Es importante recordar que, aunque la prisión preventiva oficiosa tiene raíces en el texto constitucional de 1917, fue durante el gobierno de Felipe Calderón cuando se impulsó su aplicación práctica, con un catálogo de solo cinco delitos en 2008, que luego se amplió progresivamente. Esta estrategia punitiva se institucionalizó como baluarte de la “guerra contra el narco”, sin evaluar su eficacia social ni humana. En 2011 anoté que entre 2006 y 2009, de los 226,667 arrestos por delitos relacionados con el narcotráfico, solo uno de cada 4.4 detenidos fue llevado a juicio, y apenas uno de cada 6.8 recibió condena. Hoy, casi 4 de cada 10 personas encarceladas en México no tienen sentencia. La lógica del gobierno no es legalista, es punitiva.
La presidenta afirma que la prisión preventiva oficiosa “no se aplica automáticamente”. Pero el artículo 19 constitucional obliga al juez a imponerla si el delito aparece en el catálogo. El juez no decide, obedece. Y como bien advirtió la ONU, “la prisión preventiva obligatoria no cumple con los estándares internacionales de derechos humanos”.

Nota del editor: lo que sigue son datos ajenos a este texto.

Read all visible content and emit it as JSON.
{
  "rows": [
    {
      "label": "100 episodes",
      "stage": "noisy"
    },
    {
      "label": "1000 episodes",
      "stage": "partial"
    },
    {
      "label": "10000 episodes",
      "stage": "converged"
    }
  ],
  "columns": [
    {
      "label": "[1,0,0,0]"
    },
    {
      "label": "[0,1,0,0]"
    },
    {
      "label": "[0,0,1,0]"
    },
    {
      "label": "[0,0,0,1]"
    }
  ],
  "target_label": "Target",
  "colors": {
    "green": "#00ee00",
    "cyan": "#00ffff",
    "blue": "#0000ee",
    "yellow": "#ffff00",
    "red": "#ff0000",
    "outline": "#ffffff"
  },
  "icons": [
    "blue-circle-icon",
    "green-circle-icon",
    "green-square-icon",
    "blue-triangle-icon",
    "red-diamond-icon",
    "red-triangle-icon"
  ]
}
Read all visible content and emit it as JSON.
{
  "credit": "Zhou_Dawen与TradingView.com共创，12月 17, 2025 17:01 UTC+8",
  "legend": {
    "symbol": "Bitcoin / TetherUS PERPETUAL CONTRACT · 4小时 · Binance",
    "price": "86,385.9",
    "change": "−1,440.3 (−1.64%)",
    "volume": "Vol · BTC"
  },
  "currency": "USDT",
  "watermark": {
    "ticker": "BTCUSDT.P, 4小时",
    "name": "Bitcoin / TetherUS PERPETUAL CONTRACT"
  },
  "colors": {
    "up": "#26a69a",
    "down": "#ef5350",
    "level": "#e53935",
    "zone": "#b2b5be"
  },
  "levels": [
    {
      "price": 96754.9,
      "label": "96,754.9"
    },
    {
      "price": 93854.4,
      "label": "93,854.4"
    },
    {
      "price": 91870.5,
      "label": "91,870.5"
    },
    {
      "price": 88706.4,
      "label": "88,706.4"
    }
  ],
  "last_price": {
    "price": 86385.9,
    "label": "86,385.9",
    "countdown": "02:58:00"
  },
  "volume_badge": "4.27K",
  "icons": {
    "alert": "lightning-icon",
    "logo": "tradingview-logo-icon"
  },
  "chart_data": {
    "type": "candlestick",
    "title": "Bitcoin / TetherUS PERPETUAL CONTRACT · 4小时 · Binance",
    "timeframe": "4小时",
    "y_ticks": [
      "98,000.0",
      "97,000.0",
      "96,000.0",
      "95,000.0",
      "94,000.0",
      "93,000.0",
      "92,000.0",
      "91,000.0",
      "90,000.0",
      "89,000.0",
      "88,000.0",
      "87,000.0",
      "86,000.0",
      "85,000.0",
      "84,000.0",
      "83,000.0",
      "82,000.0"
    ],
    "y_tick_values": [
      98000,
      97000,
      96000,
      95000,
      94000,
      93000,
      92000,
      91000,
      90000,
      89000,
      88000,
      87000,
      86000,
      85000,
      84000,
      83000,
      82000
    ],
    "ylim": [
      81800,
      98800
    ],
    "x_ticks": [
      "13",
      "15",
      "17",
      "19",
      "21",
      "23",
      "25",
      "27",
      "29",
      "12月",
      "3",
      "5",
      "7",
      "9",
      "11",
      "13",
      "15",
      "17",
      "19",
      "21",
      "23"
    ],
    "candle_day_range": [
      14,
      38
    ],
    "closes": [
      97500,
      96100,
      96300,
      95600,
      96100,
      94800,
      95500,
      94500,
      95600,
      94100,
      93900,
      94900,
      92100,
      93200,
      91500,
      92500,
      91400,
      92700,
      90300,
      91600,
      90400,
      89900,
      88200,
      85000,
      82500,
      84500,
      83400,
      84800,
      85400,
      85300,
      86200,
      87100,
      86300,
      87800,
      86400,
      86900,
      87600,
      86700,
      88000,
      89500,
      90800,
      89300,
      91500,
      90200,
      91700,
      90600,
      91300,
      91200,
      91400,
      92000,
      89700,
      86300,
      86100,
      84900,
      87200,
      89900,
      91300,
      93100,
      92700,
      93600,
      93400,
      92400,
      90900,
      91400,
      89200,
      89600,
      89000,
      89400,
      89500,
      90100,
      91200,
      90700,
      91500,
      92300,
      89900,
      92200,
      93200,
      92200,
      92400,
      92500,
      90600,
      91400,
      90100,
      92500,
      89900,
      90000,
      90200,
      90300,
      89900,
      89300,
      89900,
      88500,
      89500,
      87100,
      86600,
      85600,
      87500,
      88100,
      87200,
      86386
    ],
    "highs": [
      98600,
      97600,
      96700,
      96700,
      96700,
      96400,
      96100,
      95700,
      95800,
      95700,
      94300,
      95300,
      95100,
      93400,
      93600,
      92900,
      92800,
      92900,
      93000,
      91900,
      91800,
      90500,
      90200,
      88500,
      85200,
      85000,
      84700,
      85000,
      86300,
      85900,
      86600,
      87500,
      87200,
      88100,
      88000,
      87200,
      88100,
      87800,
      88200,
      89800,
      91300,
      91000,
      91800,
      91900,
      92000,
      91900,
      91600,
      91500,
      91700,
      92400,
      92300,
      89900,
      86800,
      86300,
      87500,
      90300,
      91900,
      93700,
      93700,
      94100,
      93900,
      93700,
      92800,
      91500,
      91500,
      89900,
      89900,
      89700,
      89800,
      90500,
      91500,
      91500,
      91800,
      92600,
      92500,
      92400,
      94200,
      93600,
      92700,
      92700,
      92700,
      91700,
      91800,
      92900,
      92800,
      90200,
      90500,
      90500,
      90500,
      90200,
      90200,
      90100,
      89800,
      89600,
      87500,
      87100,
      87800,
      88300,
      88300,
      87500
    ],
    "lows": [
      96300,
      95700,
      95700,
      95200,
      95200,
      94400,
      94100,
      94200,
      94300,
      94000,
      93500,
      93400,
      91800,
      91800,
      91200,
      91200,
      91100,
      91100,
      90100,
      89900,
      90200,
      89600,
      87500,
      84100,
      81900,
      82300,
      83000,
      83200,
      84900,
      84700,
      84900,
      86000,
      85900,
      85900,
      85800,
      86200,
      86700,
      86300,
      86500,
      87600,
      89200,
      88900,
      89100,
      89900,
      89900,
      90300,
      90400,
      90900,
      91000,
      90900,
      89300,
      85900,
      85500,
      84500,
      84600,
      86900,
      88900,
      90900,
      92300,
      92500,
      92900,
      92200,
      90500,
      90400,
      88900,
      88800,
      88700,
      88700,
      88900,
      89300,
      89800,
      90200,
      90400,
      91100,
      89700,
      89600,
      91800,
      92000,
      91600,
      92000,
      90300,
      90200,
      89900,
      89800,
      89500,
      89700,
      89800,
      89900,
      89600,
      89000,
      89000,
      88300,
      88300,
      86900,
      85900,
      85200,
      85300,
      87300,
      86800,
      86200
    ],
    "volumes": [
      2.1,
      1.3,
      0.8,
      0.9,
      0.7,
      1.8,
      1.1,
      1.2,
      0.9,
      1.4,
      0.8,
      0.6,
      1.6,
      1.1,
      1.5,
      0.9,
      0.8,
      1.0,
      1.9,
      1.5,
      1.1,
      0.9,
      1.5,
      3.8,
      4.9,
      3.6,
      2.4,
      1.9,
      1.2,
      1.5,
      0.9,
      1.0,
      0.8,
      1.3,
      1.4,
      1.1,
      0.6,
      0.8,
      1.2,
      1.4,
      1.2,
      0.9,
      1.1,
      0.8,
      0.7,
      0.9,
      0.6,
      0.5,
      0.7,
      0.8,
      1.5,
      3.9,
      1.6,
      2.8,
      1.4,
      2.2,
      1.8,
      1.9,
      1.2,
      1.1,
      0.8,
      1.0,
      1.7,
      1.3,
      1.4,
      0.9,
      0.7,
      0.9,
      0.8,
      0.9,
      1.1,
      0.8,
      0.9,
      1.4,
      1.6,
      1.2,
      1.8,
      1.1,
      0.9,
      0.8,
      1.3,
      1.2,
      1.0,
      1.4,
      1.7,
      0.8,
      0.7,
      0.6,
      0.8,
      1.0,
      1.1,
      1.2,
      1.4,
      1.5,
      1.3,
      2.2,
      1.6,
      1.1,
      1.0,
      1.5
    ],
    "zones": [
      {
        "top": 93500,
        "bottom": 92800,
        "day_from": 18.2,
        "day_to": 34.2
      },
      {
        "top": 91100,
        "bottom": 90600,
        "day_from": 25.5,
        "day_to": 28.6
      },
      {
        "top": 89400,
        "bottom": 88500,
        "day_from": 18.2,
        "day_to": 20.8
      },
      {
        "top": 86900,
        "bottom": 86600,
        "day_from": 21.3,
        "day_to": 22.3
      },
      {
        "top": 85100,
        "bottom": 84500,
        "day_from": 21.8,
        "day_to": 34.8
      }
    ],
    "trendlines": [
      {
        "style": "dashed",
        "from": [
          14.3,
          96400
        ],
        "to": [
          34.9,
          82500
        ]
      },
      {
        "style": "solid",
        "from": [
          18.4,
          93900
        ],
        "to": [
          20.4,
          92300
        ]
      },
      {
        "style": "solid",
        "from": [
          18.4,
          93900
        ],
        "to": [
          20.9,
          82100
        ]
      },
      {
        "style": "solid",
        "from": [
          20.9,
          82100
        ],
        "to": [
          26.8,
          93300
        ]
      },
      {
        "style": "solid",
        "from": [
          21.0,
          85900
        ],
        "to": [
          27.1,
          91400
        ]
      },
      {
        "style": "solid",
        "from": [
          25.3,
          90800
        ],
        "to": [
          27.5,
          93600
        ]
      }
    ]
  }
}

La presidenta descalificó a la oposición por no ofrecer alternativas. Pero sí las hay: fortalecer la prisión preventiva justificada, invertir en investigaciones y aplicar medidas cautelares proporcionales.
El proyecto de la ministra Margarita Ríos Farjat, que se discutirá en la Suprema Corte el 5 de agosto, propone una salida: mantener la figura, pero sin su aplicación automática. Los jueces deberían valorar cada caso mediante audiencia. Es lo mínimo en un país democrático.
En enero escribí: “No hay evidencia clara de que la prisión preventiva oficiosa sirva para reducir la delincuencia. Al contrario, puede usarse de manera arbitraria, afectando principalmente a sectores vulnerables.” Lo reafirmo hoy. Y agrego: cuando un gobierno prefiere atarles las manos a los jueces con leyes que los obligan a encarcelar sin valorar el caso, lo que se fortalece no es la justicia, sino una lógica punitiva que reduce el papel del juez a mero ejecutor del gobierno.
¿No es esto también desconfiar de los jueces que ahora serán electos dizque para mejorar la impartición de justicia? ¿Para qué elegirlos, si la ley les impide juzgar? La contradicción es evidente: se promueve una supuesta democratización del Poder Judicial, mientras se legisla para convertir a los jueces en ejecutores del gobierno. ¿A quién sirve esta reforma? A un Estado que prefiere el miedo al juicio, el encierro a la justicia, el control al derecho.